Neurontin can make you fuzzy headed but usually diminishes over time
Maybe it’s depression
I too have that experience, I just had that feeling last night after coming out of a bad flare. My knees were warm to the touch and swollen, making it impossible to walk. I woke up at 3:00am and started to blog, then I watched tv until I fell asleep and I just woke up at 9:09 am feeling groggy and irritable from not sleeping last night. I am not on any sleeping med, I attribute the feeling to a bad flare. Sorry, using so many "I" starters in sentences, but, simple expression is best for me after a flare.
I was on 900 mg of Neurontin a day and trying to work. After my neck surgery, it was reduced to 300 mg a day and I take it at night. My mind is so much clearer on the reduced Neurotin...I didn't even realize how much it was impacting my daily life until I backed off on the quantity. I feel like my work suffered as did my personal life...glad to have my head and mind back. The meds could definitiely be causing the fuzzy and disoriented feeling...even when my body "got used to the Neurotin" it adapted, but once off, I realized how much it was still impacting me. Good Luck and I hope you get a better nights sleep tonight!
I also can just actually enjoy the quiet of no tv. I was on gabapentin I think that is the same drug. I was only able to 100mgs as I slept all the time. I went off and went to lexapro antidepressant . Today I am on prednisone and plaquinel . I am always amazed at how many lupies can work.
I take 900mg of neurontin right before I go to bed. It helps me sleep, but I do feel a bit groggy in the mornings for a bit. If you are taking it during the day, I would think it could cause a bit of sluggishness. When I go through a flare, or if I am exhausted from doing to much, I just want to crash in bed where it's dark and quiet. ;)

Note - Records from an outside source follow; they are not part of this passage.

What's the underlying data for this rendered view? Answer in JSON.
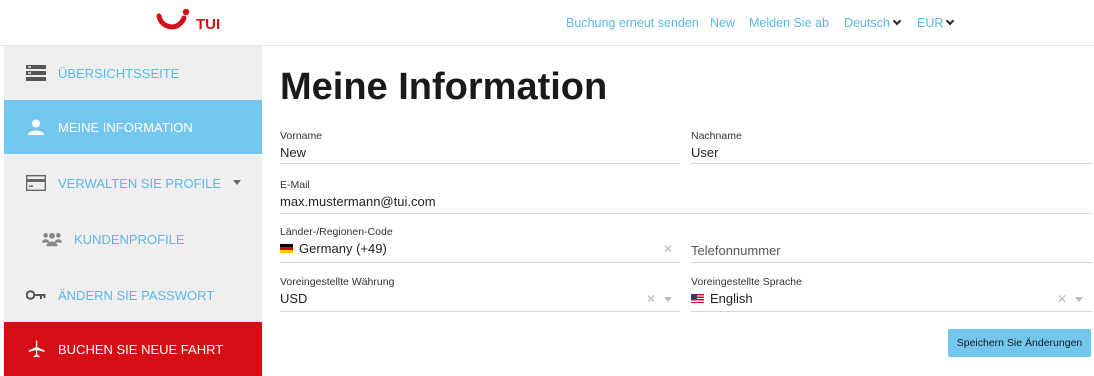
{
  "brand": {
    "name": "TUI",
    "color": "#d40e14"
  },
  "topnav": {
    "resend": "Buchung erneut senden",
    "user": "New",
    "logout": "Melden Sie ab",
    "language": "Deutsch",
    "currency": "EUR"
  },
  "sidebar": {
    "items": [
      {
        "label": "ÜBERSICHTSSEITE",
        "icon": "dashboard-icon"
      },
      {
        "label": "MEINE INFORMATION",
        "icon": "user-icon",
        "active": true
      },
      {
        "label": "VERWALTEN SIE PROFILE",
        "icon": "card-icon"
      },
      {
        "label": "KUNDENPROFILE",
        "icon": "group-icon"
      },
      {
        "label": "ÄNDERN SIE PASSWORT",
        "icon": "key-icon"
      },
      {
        "label": "BUCHEN SIE NEUE FAHRT",
        "icon": "plane-icon"
      }
    ]
  },
  "main": {
    "title": "Meine Information",
    "fields": {
      "first_name": {
        "label": "Vorname",
        "value": "New"
      },
      "last_name": {
        "label": "Nachname",
        "value": "User"
      },
      "email": {
        "label": "E-Mail",
        "value": "max.mustermann@tui.com"
      },
      "country_code": {
        "label": "Länder-/Regionen-Code",
        "value": "Germany (+49)"
      },
      "phone": {
        "placeholder": "Telefonnummer"
      },
      "currency": {
        "label": "Voreingestellte Währung",
        "value": "USD"
      },
      "language": {
        "label": "Voreingestellte Sprache",
        "value": "English"
      }
    },
    "save_label": "Speichern Sie Änderungen"
  },
  "colors": {
    "accent": "#73c6ee",
    "link": "#5bb8e6",
    "cta": "#d40e14"
  }
}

Oh yes, I have felt, and continue to feel that overwhelming fatigue. My Rheumatologist said that fatigue is one of the hardest things to combat. Perhaps, if you’re able to take a nap, both a.m., and p.m. that could help. Otherwise try your best to curtail your appointments. Sleeping has always been a problem for me, and the Pednisone certainly is no help. Wish I could give you more of a hopeful outlook, just being honest as to what I have found to be true for me. Wishing for better results for you, sincerely.
I also have a sleep disorder. I never had a problem sleeping before Lupus but now i If I get 4 hrs sleep without waking up it's a miracle. I stopped taking sleeping pills because I didn't like the side effects, groogy, unpleasant dreams. I've tried Melatonin, sleepy time herbal teas with little improvement. I'm going to ask my Rheumatologist if I should have a sleep study to find out why I can't sleep. I believe Lupus maybe the cause of this but a sleep study should diagnosis it. Not being able to sleep for long periods of time is not good & affects your health. Hope you get an answer so you sleep better.
I woke up once or twice every night, I normally can fall back to sleep and it's getting better, I thought it was the prednisone or my night time restroom time because of the kidney problem, I did not realized it could be out of lupus. I will try to research on it. Take care.
I was having trouble staying asleep once I got to sleep, at times with the help of a tranquilizer so my Rhuemy said that people who have Lupus often have insomnia and he prescribed Trazadone which is an antidepressant and it has worked for me. Take care!
Wow! I think you need to let your doctor know about this as soon as possible!!? Maybe the doctor need to adjust your meds? This really sound strange, Please call /go see the doctor ? Take care of yourself and keep resting as much as possible!..Beverly L.
I experience this as well. Not sure if myThyroid medicine for Hashimotos is the culprit, or 44 yr old hormones or stress or the the Lupus. I push myself to work out in a Zumba class and at home with chores and help my parents son and husband with their needs but I still find myself up until 3 a.m. without a nap in the day. I've started to eliminate just one day of my Levothyroxine med to see if it helps because I get racing heart with pain once in awhile and I generally sleep better once I've done this.